According to Dealogic, American-listed IPOs are on track to raise the most money since 2014 compared to last year.
And, despite talks of a looming recession in 2019, the outlook for capital markets appears more promising. Among the companies expected to go public next year are ride-hailing services Uber and Lyft as well as Airbnb and Pinterest.
These names could spark some valuations as high as $100 billion—if all goes well and the stock market cooperates.
On Monday, Slack announced it has confidentially filed for an initial public offering with the U.S. Securities and Exchange Commission. According to Reuters, the business messaging service is hoping for a valuation of more than $10 billion.
Jai Das, managing director at Sapphire Ventures, said that several things have changed for the better about IPOs in recent years. First, most companies are waiting to get “north of $200 million in revenues before going public.”
“Companies don’t want to dilute more than 10 percent at the IPO. So they need an IPO valuation greater than $2 billion to create a large enough float at the IPO for the large mutual funds like Fidelity and T-Rowe to get interested in the IPO,” Das told FOX Business.
Additionally, he said the main incentive for a lot of these companies to go public in today’s climate is to “gain the ability to sell large deals to large enterprises” and simply to get a market validation.
“Lastly, if you want to attract talent that can help you scale from $100 million to $150 million in revenues to $800 million [or higher]....you have to be a public company.”

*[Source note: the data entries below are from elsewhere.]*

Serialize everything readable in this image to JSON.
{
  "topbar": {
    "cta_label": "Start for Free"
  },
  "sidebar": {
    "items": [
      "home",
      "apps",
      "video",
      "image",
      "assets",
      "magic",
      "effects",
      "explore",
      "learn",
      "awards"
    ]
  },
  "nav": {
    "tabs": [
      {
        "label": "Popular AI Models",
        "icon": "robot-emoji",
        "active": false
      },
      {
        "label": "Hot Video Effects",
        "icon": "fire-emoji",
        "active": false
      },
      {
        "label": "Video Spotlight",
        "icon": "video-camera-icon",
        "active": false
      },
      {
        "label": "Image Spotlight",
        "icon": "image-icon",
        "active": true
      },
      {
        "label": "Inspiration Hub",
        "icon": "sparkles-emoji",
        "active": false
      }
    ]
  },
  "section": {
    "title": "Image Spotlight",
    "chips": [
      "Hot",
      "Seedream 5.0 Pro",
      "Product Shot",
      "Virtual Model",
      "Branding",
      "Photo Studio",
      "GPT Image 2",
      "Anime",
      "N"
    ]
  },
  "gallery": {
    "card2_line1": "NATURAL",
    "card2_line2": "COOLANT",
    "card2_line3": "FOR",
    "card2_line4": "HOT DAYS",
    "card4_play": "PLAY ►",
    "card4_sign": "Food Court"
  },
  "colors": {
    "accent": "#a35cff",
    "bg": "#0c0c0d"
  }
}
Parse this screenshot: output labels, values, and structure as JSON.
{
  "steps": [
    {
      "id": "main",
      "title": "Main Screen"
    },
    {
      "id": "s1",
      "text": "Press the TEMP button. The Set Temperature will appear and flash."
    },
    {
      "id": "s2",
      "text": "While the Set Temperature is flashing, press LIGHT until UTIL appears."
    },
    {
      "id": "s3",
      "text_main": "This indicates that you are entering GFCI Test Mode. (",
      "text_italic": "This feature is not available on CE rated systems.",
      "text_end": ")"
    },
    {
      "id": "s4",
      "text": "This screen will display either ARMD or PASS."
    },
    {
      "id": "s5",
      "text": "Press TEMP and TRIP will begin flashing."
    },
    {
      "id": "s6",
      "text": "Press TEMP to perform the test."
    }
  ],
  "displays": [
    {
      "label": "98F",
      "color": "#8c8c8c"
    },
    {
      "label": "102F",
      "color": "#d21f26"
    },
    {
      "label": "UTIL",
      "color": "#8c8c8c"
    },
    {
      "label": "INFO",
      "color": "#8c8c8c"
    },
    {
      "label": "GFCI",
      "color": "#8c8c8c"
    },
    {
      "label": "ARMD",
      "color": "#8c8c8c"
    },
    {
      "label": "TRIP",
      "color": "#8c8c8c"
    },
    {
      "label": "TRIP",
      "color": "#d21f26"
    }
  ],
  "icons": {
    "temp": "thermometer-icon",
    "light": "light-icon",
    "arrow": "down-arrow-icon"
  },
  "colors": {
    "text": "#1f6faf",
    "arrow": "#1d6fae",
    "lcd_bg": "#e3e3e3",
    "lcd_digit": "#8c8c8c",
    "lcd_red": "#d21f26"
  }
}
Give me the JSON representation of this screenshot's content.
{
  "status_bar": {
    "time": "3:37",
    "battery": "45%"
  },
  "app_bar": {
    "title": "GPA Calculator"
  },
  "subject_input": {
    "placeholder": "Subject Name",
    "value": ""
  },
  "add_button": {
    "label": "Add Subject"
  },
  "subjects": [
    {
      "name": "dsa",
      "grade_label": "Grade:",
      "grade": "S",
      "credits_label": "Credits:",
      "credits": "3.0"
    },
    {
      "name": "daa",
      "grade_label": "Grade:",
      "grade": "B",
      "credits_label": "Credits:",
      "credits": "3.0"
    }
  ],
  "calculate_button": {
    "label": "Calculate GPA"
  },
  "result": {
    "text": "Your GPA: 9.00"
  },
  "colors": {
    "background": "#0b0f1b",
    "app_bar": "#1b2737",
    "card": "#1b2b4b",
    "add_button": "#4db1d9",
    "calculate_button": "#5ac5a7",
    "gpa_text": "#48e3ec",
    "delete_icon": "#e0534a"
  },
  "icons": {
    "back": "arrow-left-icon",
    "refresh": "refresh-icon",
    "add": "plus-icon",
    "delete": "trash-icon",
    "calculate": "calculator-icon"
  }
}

FOX Business takes a look at some of the high-profile companies that may go public this year.
It's long awaited IPO is expected in early 2019. The company reportedly filed a confidential draft document in early December, according to Bloomberg. Morgan Stanley is said to be its lead underwriter with a target valuation as high as $120 billion.
Uber’s CEO Dara Khosrowshahi told FOX Business in September that his company is ready if the stock market is.
The data-mining software firm -- founded by billionaire Peter Thiel -- is reportedly eyeing an IPO as early as 2019, according to The Hill. The outlet cited its valuation as high as $41 billion, which is more than double what it was recently valued at by private investors. However, a source told The Wall Street Journal that an IPO is still up in the air and that the company may remain private.
The Wall Street Journal first reported that Uber’s rival has selected underwriters for an IPO that is expected in the first half of 2019. JPMorgan Chase is expected to lead the offering along with Credit Suisse Group AG and Jefferies Group. In June, Lyft was valued at $15.1 billion, as cited by the Journal. Billionaire Carl Icahn was among Lyft’s early investors and maintains a stake, according to reports.
The company that lets users “pin” visual ideas to their accounts, among other trends, had originally planned a 2018 IPO, but held off after missing 2017 revenue estimates. However, it has reportedly seen a rebound in ad revenue that is projected to hit $1 billion, which has fueled IPO rumors. Pinterest was privately valued at $12.3 billion during its last round of financing in 2017. According to the Wall Street Journal, Pinterest is “actively” preparing for an IPO as early as April 2019.
On Monday, business messaging service Slack Technologies Inc. said it has confidentially applied for an initial public offering with the U.S. Securities and Exchange commission. Reuters said the company is hoping for a valuation of more than $10 billion and is also considering a direct listing.
In May, Airbnb CEO Brian Chesky said the company is ready to go public in 2019. The long-expected IPO is expected midway through the year. It’s also seeking a direct listing (DL), and has consulted with Spotify, which went public on the New York Stock Exchange via a DL, on the process. The valuation is currently estimated at around $31 billion.